Consumer confidence and private sector growth in the UK have both seen a decline, according to separate surveys by Deloitte and the Confederation of Business Industries (CBI).

The Consumer Tracker report by Deloitte published on Monday (30 January, 2017) said overall confidence of consumers in the UK fell in the fourth quarter of 2016 by one percentage point, compared to the previous quarter. The latest reading came in at -5% as against -6% seen in the third quarter. The reading was, however, higher when compared year-on-year.

The quarterly survey of 3,000 consumers further revealed that five out of the six measures that make up the index saw growth when compared to Q4 2015. While consumers remained confident about the outlook for jobs, their view of career progression and job security remained unchanged.
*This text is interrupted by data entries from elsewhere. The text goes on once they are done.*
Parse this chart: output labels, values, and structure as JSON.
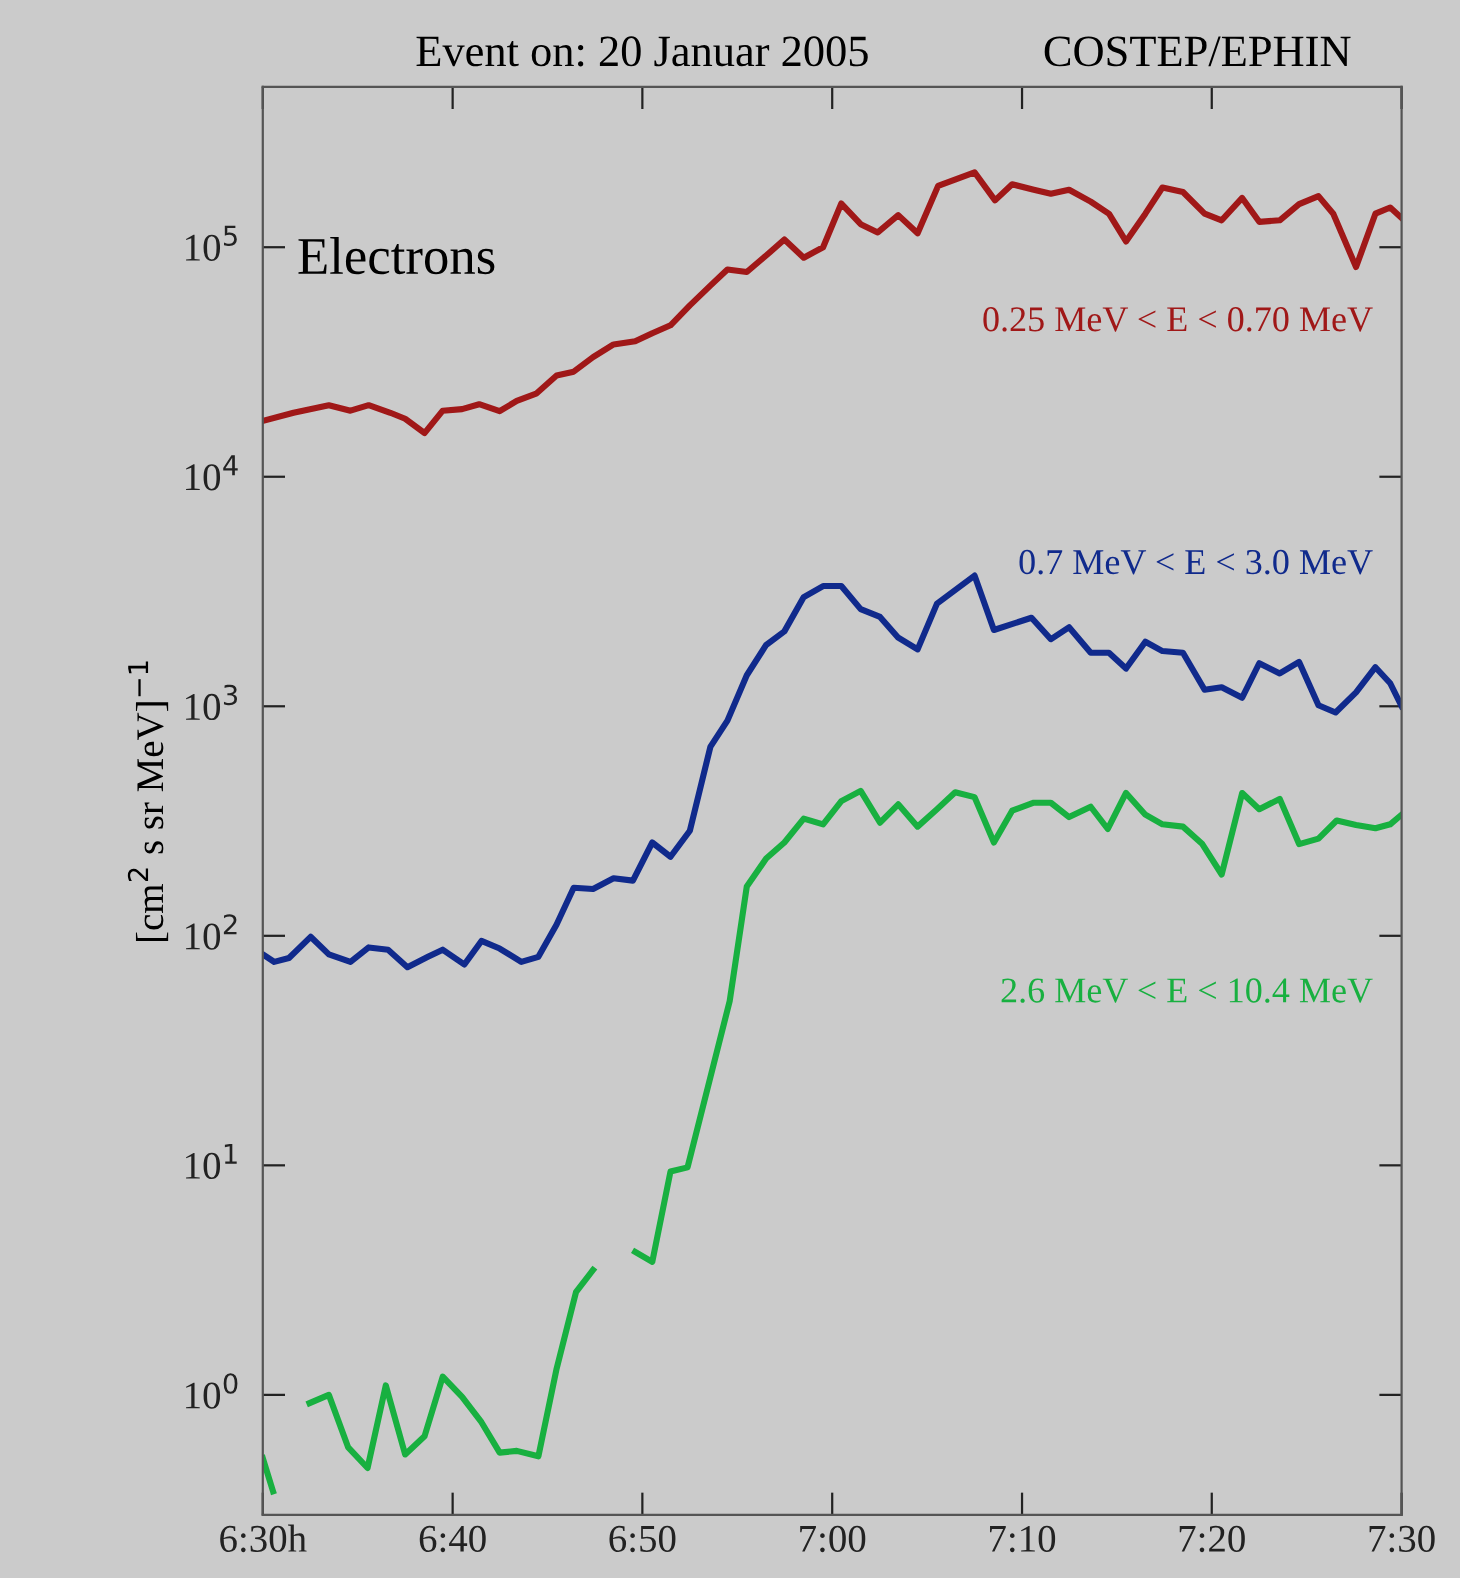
{
  "chart_data": {
    "type": "line",
    "title": "Event on: 20 Januar 2005",
    "subtitle": "COSTEP/EPHIN",
    "ylabel": "[cm$^{2}$ s sr MeV]$^{−1}$",
    "annotations": [
      "Electrons"
    ],
    "log": "y",
    "grid": false,
    "legend": false,
    "marker": "none",
    "line_style": "solid",
    "xlim": [
      6.5,
      7.5
    ],
    "xticks": [
      {
        "value": 6.5,
        "label": "6:30h"
      },
      {
        "value": 6.6667,
        "label": "6:40"
      },
      {
        "value": 6.8333,
        "label": "6:50"
      },
      {
        "value": 7.0,
        "label": "7:00"
      },
      {
        "value": 7.1667,
        "label": "7:10"
      },
      {
        "value": 7.3333,
        "label": "7:20"
      },
      {
        "value": 7.5,
        "label": "7:30"
      }
    ],
    "ylim": [
      0.3,
      500000
    ],
    "yticks": [
      {
        "value": 1,
        "label": "10$^{0}$"
      },
      {
        "value": 10,
        "label": "10$^{1}$"
      },
      {
        "value": 100,
        "label": "10$^{2}$"
      },
      {
        "value": 1000,
        "label": "10$^{3}$"
      },
      {
        "value": 10000,
        "label": "10$^{4}$"
      },
      {
        "value": 100000,
        "label": "10$^{5}$"
      }
    ],
    "series": [
      {
        "name": "0.25 MeV < E < 0.70 MeV",
        "color": "#a01818",
        "x": [
          6.5,
          6.527,
          6.558,
          6.577,
          6.593,
          6.612,
          6.625,
          6.642,
          6.658,
          6.675,
          6.69,
          6.708,
          6.723,
          6.74,
          6.758,
          6.773,
          6.79,
          6.808,
          6.827,
          6.842,
          6.858,
          6.875,
          6.893,
          6.908,
          6.925,
          6.942,
          6.958,
          6.975,
          6.992,
          7.008,
          7.025,
          7.04,
          7.058,
          7.075,
          7.093,
          7.125,
          7.143,
          7.158,
          7.177,
          7.192,
          7.208,
          7.227,
          7.243,
          7.258,
          7.275,
          7.29,
          7.308,
          7.327,
          7.342,
          7.36,
          7.375,
          7.393,
          7.41,
          7.427,
          7.44,
          7.46,
          7.477,
          7.49,
          7.5
        ],
        "values": [
          17500,
          19000,
          20500,
          19400,
          20500,
          19000,
          17900,
          15500,
          19400,
          19700,
          20700,
          19300,
          21400,
          23000,
          27600,
          28700,
          33200,
          37700,
          38900,
          42200,
          45700,
          55800,
          68000,
          80000,
          78000,
          92000,
          108000,
          90000,
          100000,
          155000,
          126000,
          116000,
          138000,
          115000,
          185000,
          212000,
          160000,
          188000,
          178000,
          171000,
          178000,
          158000,
          140000,
          106000,
          140000,
          182000,
          174000,
          140000,
          131000,
          164000,
          129000,
          131000,
          154000,
          167000,
          140000,
          82000,
          140000,
          149000,
          134000
        ]
      },
      {
        "name": "0.7 MeV < E < 3.0 MeV",
        "color": "#102a8c",
        "x": [
          6.5,
          6.51,
          6.523,
          6.542,
          6.558,
          6.577,
          6.593,
          6.61,
          6.627,
          6.645,
          6.658,
          6.677,
          6.692,
          6.708,
          6.727,
          6.742,
          6.758,
          6.773,
          6.79,
          6.808,
          6.825,
          6.842,
          6.858,
          6.875,
          6.893,
          6.908,
          6.925,
          6.942,
          6.958,
          6.975,
          6.992,
          7.008,
          7.025,
          7.042,
          7.058,
          7.075,
          7.092,
          7.125,
          7.142,
          7.175,
          7.192,
          7.208,
          7.227,
          7.243,
          7.258,
          7.275,
          7.29,
          7.308,
          7.327,
          7.342,
          7.36,
          7.375,
          7.393,
          7.41,
          7.427,
          7.442,
          7.46,
          7.477,
          7.49,
          7.5
        ],
        "values": [
          83,
          77,
          80,
          99,
          83,
          77,
          89,
          87,
          73,
          81,
          87,
          75,
          95,
          88,
          77,
          81,
          112,
          162,
          160,
          178,
          174,
          255,
          221,
          287,
          665,
          866,
          1365,
          1850,
          2120,
          2990,
          3340,
          3340,
          2650,
          2450,
          1990,
          1770,
          2800,
          3710,
          2150,
          2430,
          1960,
          2210,
          1710,
          1710,
          1460,
          1910,
          1740,
          1710,
          1180,
          1210,
          1090,
          1540,
          1390,
          1560,
          1010,
          940,
          1150,
          1480,
          1260,
          1000
        ]
      },
      {
        "name": "2.6 MeV < E < 10.4 MeV",
        "color": "#18b040",
        "x": [
          6.5,
          6.509,
          6.52,
          6.541,
          6.558,
          6.575,
          6.592,
          6.608,
          6.625,
          6.642,
          6.658,
          6.675,
          6.692,
          6.708,
          6.723,
          6.742,
          6.758,
          6.775,
          6.79,
          6.81,
          6.827,
          6.842,
          6.858,
          6.873,
          6.91,
          6.925,
          6.942,
          6.958,
          6.975,
          6.992,
          7.008,
          7.025,
          7.042,
          7.058,
          7.075,
          7.092,
          7.108,
          7.125,
          7.142,
          7.158,
          7.177,
          7.192,
          7.208,
          7.227,
          7.242,
          7.258,
          7.275,
          7.29,
          7.308,
          7.325,
          7.342,
          7.36,
          7.375,
          7.393,
          7.41,
          7.427,
          7.443,
          7.46,
          7.477,
          7.49,
          7.5
        ],
        "values": [
          0.53,
          0.38,
          null,
          0.92,
          1.0,
          0.59,
          0.48,
          1.1,
          0.55,
          0.66,
          1.2,
          0.98,
          0.76,
          0.56,
          0.57,
          0.54,
          1.3,
          2.8,
          3.5,
          null,
          4.2,
          3.8,
          9.4,
          9.8,
          52,
          164,
          217,
          255,
          324,
          306,
          386,
          428,
          311,
          374,
          299,
          356,
          422,
          402,
          255,
          351,
          380,
          380,
          329,
          365,
          292,
          419,
          337,
          306,
          299,
          251,
          185,
          419,
          356,
          395,
          251,
          265,
          318,
          304,
          294,
          306,
          337
        ]
      }
    ]
  }
}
One of the biggest highlights of the survey was that consumer confidence among 18 to 34 year-olds was at record highs, led by growing confidence around disposable income and debt.

Ian Stewart, chief economist at Deloitte, said in a statement: "So far, Brexit has not dented consumers' confidence about the outlook for jobs, particularly among younger workers. Rising real wages, credit growth, high employment and rather more positive business confidence have bolstered consumer spirits and have kept consumer confidence levels stable, and higher than 12 months previously."

However, on the downside, the survey pointed out that inflation continued to rise. This, along with other factors such as rising costs of goods and services, Deloitte said, would affect consumer confidence going forward.

"Falling confidence about disposable income may be a sign that we are seeing the start of a squeeze on household incomes. Rising inflation, largely driven by the weakening pound in recent months, will also put pressure on real incomes and consumer spending in 2017," Stewart said.

The CBI Growth Indicator which surveyed 753 companies showed that growth in Britain's private sector eased in the three months to January. The reading came in at +10, down from the +17 seen in the three months to December. The CBI too warned that inflation was on the rise and could have a negative effect on private sector growth.

CBI chief economist Rain Newton-Smith was cited by Reuters as saying: "Resilience has been the hallmark of the UK economy since the EU referendum...But higher inflation is on the way, which will erode consumer incomes, while the impact of uncertainty since the (Brexit) referendum may cause investment spending to slow this year."